Currently 3D printing is directed toward building parts in plastics and metal, is small scale and uses expensive lasers and electronic beams with powdered metal that is a health and safety hazard. It is also very slow and expensive.

No more

These modern-day MacGyvers and their “impossible” invention will change all that.

With the “additive” method, you actually start with nothing and build something up, rather than starting with a piece of something and taking away parts of it to get the shape you want. Thus, way less waste, cost, and cluttering up the environment.

“There are unlimited applications for this method,” Blackwood says. “We haven’t even imagined all the possibilities yet.”

As he and his associates developed the concept, they started with common household items – like stewing pots and cookie sheets. Then, moved to a more sophisticated step, building a prototype of cardboard.
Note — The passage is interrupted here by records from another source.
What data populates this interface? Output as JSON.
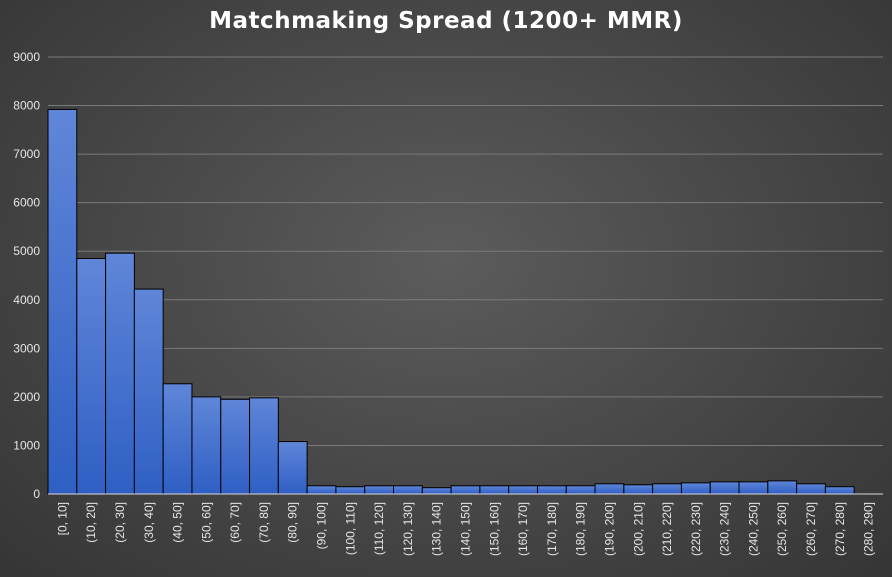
{
  "chart_data": {
    "type": "bar",
    "title": "Matchmaking Spread (1200+ MMR)",
    "xlabel": "",
    "ylabel": "",
    "ylim": [
      0,
      9000
    ],
    "yticks": [
      0,
      1000,
      2000,
      3000,
      4000,
      5000,
      6000,
      7000,
      8000,
      9000
    ],
    "grid": true,
    "legend": "none",
    "bar_color": "#3f6bcc",
    "categories": [
      "[0, 10]",
      "(10, 20]",
      "(20, 30]",
      "(30, 40]",
      "(40, 50]",
      "(50, 60]",
      "(60, 70]",
      "(70, 80]",
      "(80, 90]",
      "(90, 100]",
      "(100, 110]",
      "(110, 120]",
      "(120, 130]",
      "(130, 140]",
      "(140, 150]",
      "(150, 160]",
      "(160, 170]",
      "(170, 180]",
      "(180, 190]",
      "(190, 200]",
      "(200, 210]",
      "(210, 220]",
      "(220, 230]",
      "(230, 240]",
      "(240, 250]",
      "(250, 260]",
      "(260, 270]",
      "(270, 280]",
      "(280, 290]"
    ],
    "values": [
      7920,
      4850,
      4960,
      4220,
      2270,
      2000,
      1950,
      1980,
      1080,
      170,
      150,
      170,
      170,
      130,
      170,
      170,
      170,
      170,
      170,
      210,
      190,
      210,
      230,
      250,
      250,
      270,
      210,
      150,
      0
    ]
  }
}
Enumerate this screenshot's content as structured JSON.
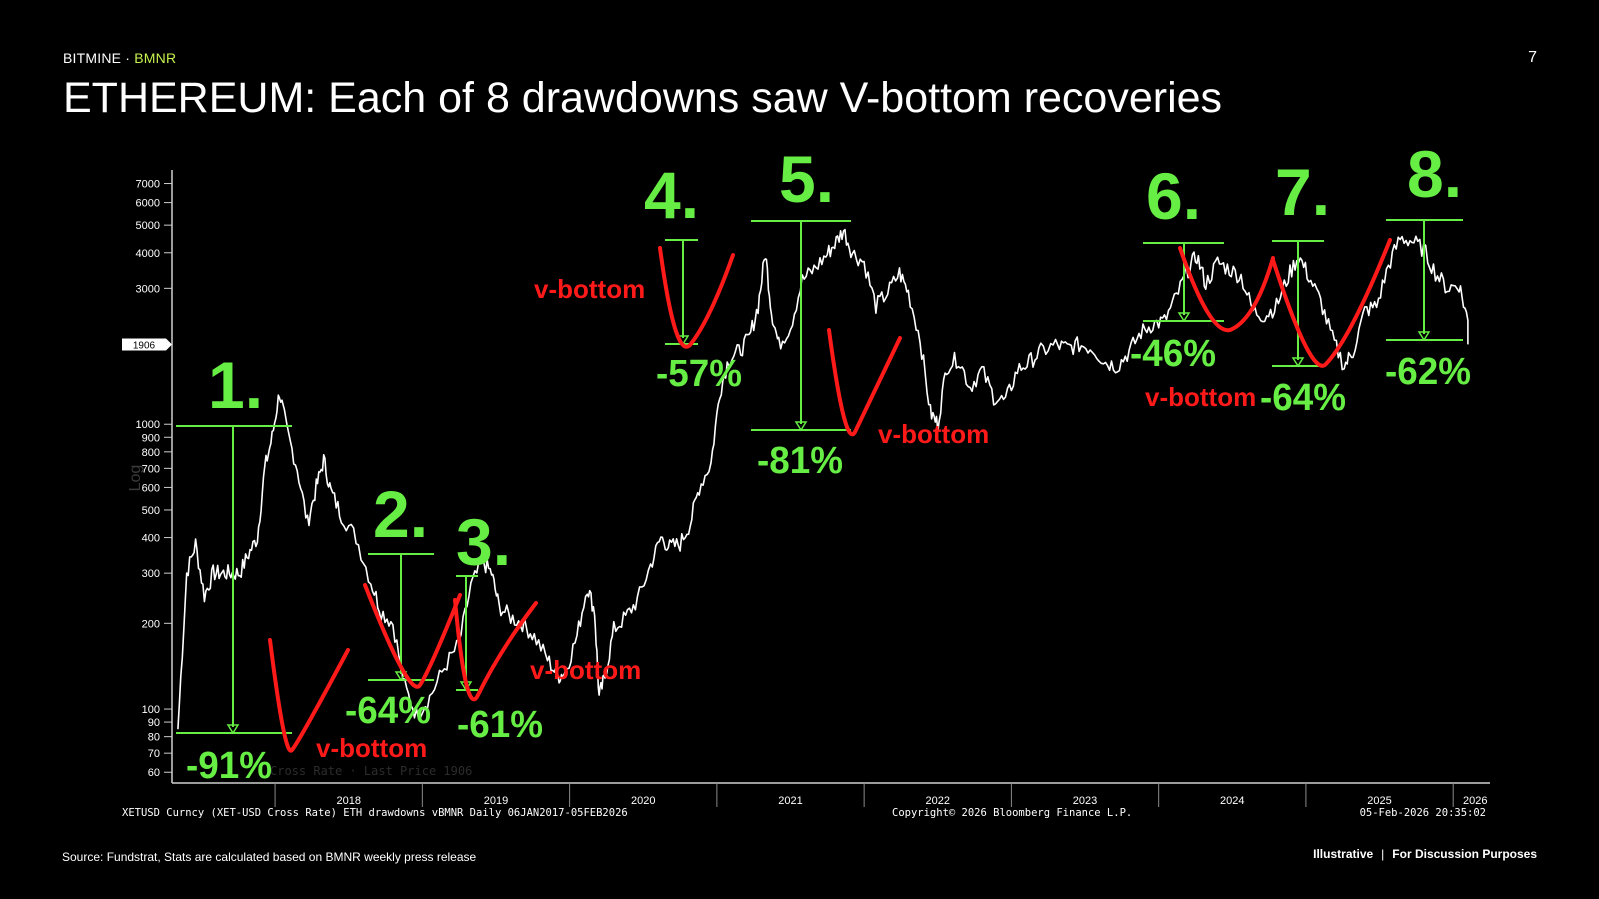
{
  "header": {
    "brand": "BITMINE",
    "separator": "·",
    "ticker": "BMNR",
    "page_number": "7",
    "title": "ETHEREUM: Each of 8 drawdowns saw V-bottom recoveries"
  },
  "footer": {
    "source": "Source: Fundstrat, Stats are calculated based on BMNR weekly press release",
    "illustrative": "Illustrative",
    "divider": "|",
    "discussion": "For Discussion Purposes"
  },
  "chart_data": {
    "type": "line",
    "scale": "log",
    "ylim": [
      55,
      7500
    ],
    "xlim": [
      2017.3,
      2026.25
    ],
    "yticks": [
      60,
      70,
      80,
      90,
      100,
      200,
      300,
      400,
      500,
      600,
      700,
      800,
      900,
      1000,
      3000,
      4000,
      5000,
      6000,
      7000
    ],
    "xticks": [
      "2018",
      "2019",
      "2020",
      "2021",
      "2022",
      "2023",
      "2024",
      "2025",
      "2026"
    ],
    "last_price_label": "1906",
    "ylabel_vertical": "Log",
    "bloomberg_line1_left": "XETUSD Curncy (XET-USD Cross Rate) ETH drawdowns vBMNR Daily 06JAN2017-05FEB2026",
    "bloomberg_line1_right": "Copyright© 2026 Bloomberg Finance L.P.",
    "bloomberg_line2_right": "05-Feb-2026 20:35:02",
    "legend_faint": "Cross Rate · Last Price 1906",
    "series": [
      {
        "color": "#ffffff",
        "points": [
          [
            2017.34,
            85
          ],
          [
            2017.4,
            300
          ],
          [
            2017.46,
            380
          ],
          [
            2017.52,
            250
          ],
          [
            2017.58,
            300
          ],
          [
            2017.64,
            300
          ],
          [
            2017.7,
            300
          ],
          [
            2017.76,
            300
          ],
          [
            2017.82,
            350
          ],
          [
            2017.88,
            400
          ],
          [
            2017.93,
            700
          ],
          [
            2017.98,
            900
          ],
          [
            2018.03,
            1300
          ],
          [
            2018.08,
            950
          ],
          [
            2018.15,
            700
          ],
          [
            2018.22,
            450
          ],
          [
            2018.28,
            600
          ],
          [
            2018.33,
            750
          ],
          [
            2018.38,
            580
          ],
          [
            2018.45,
            480
          ],
          [
            2018.55,
            400
          ],
          [
            2018.65,
            280
          ],
          [
            2018.72,
            220
          ],
          [
            2018.8,
            200
          ],
          [
            2018.88,
            120
          ],
          [
            2018.96,
            95
          ],
          [
            2019.05,
            110
          ],
          [
            2019.15,
            140
          ],
          [
            2019.25,
            170
          ],
          [
            2019.33,
            270
          ],
          [
            2019.41,
            330
          ],
          [
            2019.47,
            300
          ],
          [
            2019.52,
            230
          ],
          [
            2019.6,
            210
          ],
          [
            2019.68,
            200
          ],
          [
            2019.76,
            180
          ],
          [
            2019.85,
            150
          ],
          [
            2019.92,
            130
          ],
          [
            2019.97,
            135
          ],
          [
            2020.05,
            180
          ],
          [
            2020.12,
            270
          ],
          [
            2020.17,
            220
          ],
          [
            2020.2,
            110
          ],
          [
            2020.24,
            130
          ],
          [
            2020.3,
            190
          ],
          [
            2020.38,
            210
          ],
          [
            2020.46,
            240
          ],
          [
            2020.55,
            320
          ],
          [
            2020.62,
            400
          ],
          [
            2020.68,
            370
          ],
          [
            2020.75,
            380
          ],
          [
            2020.82,
            450
          ],
          [
            2020.88,
            600
          ],
          [
            2020.96,
            730
          ],
          [
            2021.02,
            1300
          ],
          [
            2021.08,
            1700
          ],
          [
            2021.15,
            1800
          ],
          [
            2021.22,
            2000
          ],
          [
            2021.28,
            2600
          ],
          [
            2021.33,
            4000
          ],
          [
            2021.37,
            2500
          ],
          [
            2021.42,
            1900
          ],
          [
            2021.5,
            2200
          ],
          [
            2021.58,
            3200
          ],
          [
            2021.66,
            3500
          ],
          [
            2021.74,
            3900
          ],
          [
            2021.8,
            4300
          ],
          [
            2021.86,
            4800
          ],
          [
            2021.92,
            4000
          ],
          [
            2022.0,
            3700
          ],
          [
            2022.08,
            2600
          ],
          [
            2022.16,
            2900
          ],
          [
            2022.24,
            3400
          ],
          [
            2022.3,
            2900
          ],
          [
            2022.38,
            2000
          ],
          [
            2022.45,
            1100
          ],
          [
            2022.5,
            1000
          ],
          [
            2022.56,
            1600
          ],
          [
            2022.64,
            1700
          ],
          [
            2022.72,
            1350
          ],
          [
            2022.8,
            1550
          ],
          [
            2022.88,
            1250
          ],
          [
            2022.96,
            1200
          ],
          [
            2023.04,
            1550
          ],
          [
            2023.12,
            1650
          ],
          [
            2023.2,
            1800
          ],
          [
            2023.3,
            1900
          ],
          [
            2023.38,
            1850
          ],
          [
            2023.46,
            1900
          ],
          [
            2023.55,
            1850
          ],
          [
            2023.64,
            1650
          ],
          [
            2023.72,
            1600
          ],
          [
            2023.8,
            1800
          ],
          [
            2023.88,
            2100
          ],
          [
            2023.96,
            2250
          ],
          [
            2024.04,
            2300
          ],
          [
            2024.12,
            2800
          ],
          [
            2024.2,
            3500
          ],
          [
            2024.26,
            3900
          ],
          [
            2024.32,
            3100
          ],
          [
            2024.4,
            3700
          ],
          [
            2024.48,
            3500
          ],
          [
            2024.56,
            3300
          ],
          [
            2024.64,
            2500
          ],
          [
            2024.72,
            2400
          ],
          [
            2024.8,
            2600
          ],
          [
            2024.88,
            3300
          ],
          [
            2024.95,
            3900
          ],
          [
            2025.02,
            3300
          ],
          [
            2025.1,
            2700
          ],
          [
            2025.18,
            2000
          ],
          [
            2025.26,
            1600
          ],
          [
            2025.32,
            1800
          ],
          [
            2025.4,
            2500
          ],
          [
            2025.48,
            2600
          ],
          [
            2025.56,
            3600
          ],
          [
            2025.64,
            4500
          ],
          [
            2025.72,
            4400
          ],
          [
            2025.8,
            4100
          ],
          [
            2025.88,
            3400
          ],
          [
            2025.96,
            3000
          ],
          [
            2026.04,
            3100
          ],
          [
            2026.1,
            2300
          ],
          [
            2026.1,
            1906
          ]
        ]
      }
    ],
    "drawdowns": [
      {
        "number": "1.",
        "pct": "-91%",
        "vbottom": "v-bottom"
      },
      {
        "number": "2.",
        "pct": "-64%",
        "vbottom": ""
      },
      {
        "number": "3.",
        "pct": "-61%",
        "vbottom": "v-bottom"
      },
      {
        "number": "4.",
        "pct": "-57%",
        "vbottom": "v-bottom"
      },
      {
        "number": "5.",
        "pct": "-81%",
        "vbottom": "v-bottom"
      },
      {
        "number": "6.",
        "pct": "-46%",
        "vbottom": "v-bottom"
      },
      {
        "number": "7.",
        "pct": "-64%",
        "vbottom": ""
      },
      {
        "number": "8.",
        "pct": "-62%",
        "vbottom": ""
      }
    ]
  },
  "colors": {
    "accent_green": "#66ee44",
    "v_red": "#ff1a1a",
    "ticker_yellow": "#c6f24e"
  }
}
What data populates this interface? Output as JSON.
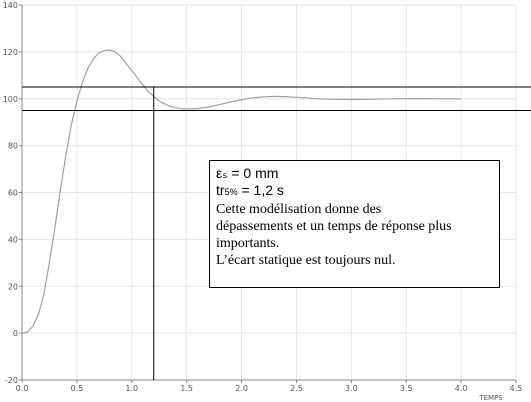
{
  "chart_data": {
    "type": "line",
    "title": "",
    "xlabel": "TEMPS",
    "ylabel": "",
    "xlim": [
      0,
      4.5
    ],
    "ylim": [
      -20,
      140
    ],
    "grid": true,
    "x_ticks": [
      "0.0",
      "0.5",
      "1.0",
      "1.5",
      "2.0",
      "2.5",
      "3.0",
      "3.5",
      "4.0",
      "4.5"
    ],
    "y_ticks": [
      "-20",
      "0",
      "20",
      "40",
      "60",
      "80",
      "100",
      "120",
      "140"
    ],
    "series": [
      {
        "color": "#a0a0a0",
        "x": [
          0,
          0.05,
          0.1,
          0.15,
          0.2,
          0.25,
          0.3,
          0.35,
          0.4,
          0.45,
          0.5,
          0.55,
          0.6,
          0.65,
          0.7,
          0.75,
          0.8,
          0.85,
          0.9,
          0.95,
          1.0,
          1.05,
          1.1,
          1.15,
          1.2,
          1.25,
          1.3,
          1.35,
          1.4,
          1.45,
          1.5,
          1.6,
          1.7,
          1.8,
          1.9,
          2.0,
          2.1,
          2.2,
          2.3,
          2.4,
          2.5,
          2.6,
          2.7,
          2.8,
          3.0,
          3.2,
          3.4,
          3.6,
          3.8,
          4.0
        ],
        "y": [
          0,
          0.5,
          3,
          8,
          17,
          30,
          45,
          61,
          76,
          89,
          99,
          107,
          113,
          117,
          119.5,
          120.5,
          120.8,
          120,
          118,
          115,
          112,
          109,
          106,
          103,
          101,
          99,
          97.8,
          96.8,
          96.2,
          95.8,
          95.7,
          95.8,
          96.5,
          97.5,
          98.6,
          99.6,
          100.4,
          100.8,
          101,
          100.9,
          100.6,
          100.3,
          100,
          99.8,
          99.7,
          99.8,
          100,
          100.1,
          100,
          100
        ]
      }
    ],
    "reference_lines": {
      "horizontal": [
        105,
        95
      ],
      "vertical": [
        1.2
      ]
    },
    "annotation": {
      "line1": "εₛ = 0 mm",
      "line2_main": "tr",
      "line2_sub": "5%",
      "line2_rest": " =  1,2 s",
      "line3": "Cette modélisation donne des",
      "line4": "dépassements et un temps de réponse plus",
      "line5": "importants.",
      "line6": "L’écart statique est toujours nul."
    }
  }
}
That may sound offbeat, but that “CAD” (Cardboard Aided Design) model served to greatly speed the process of getting everyone to understand how the advanced robot for the machine had to be designed.

The design was then turned into a highly accurate computer representation using CAD (Computer Aided Design) software previously used to design aircraft and wheelchairs. These guys obviously know what they are doing.

It was smooth sailing from there to a machine whose 11 different modules, made by 11 different vendors, can be assembled on site by anyone handy with two to three wrenches. This innovative method of assembly and collaboration with vendors has eliminated the need for building a dedicated manufacturing facility.

Their “advisers” are all over the place. They got engineering advice from Fortune 500 companies who became convinced of the possibilities and can benefit from the success of this “impossible” machine. Others, with specific expertise have weighed in as needed, plugging knowledge gaps and contributing to the greater good, all seeing success on the horizon.

“Decentralizing the administrative structure is just another innovation,” said Blackwood.

“We do not intend to build a monument to ourselves. A high tech, expensive building does not align with our main focus of providing service to our customers and changing the world.”

And it gives the whole team a sense of pride of ownership.

As for Blackwood and his team, they are ready to get this transformational machine into the marketplace so they can move on to their next transformational concept.

It will revolutionize the aerospace industry.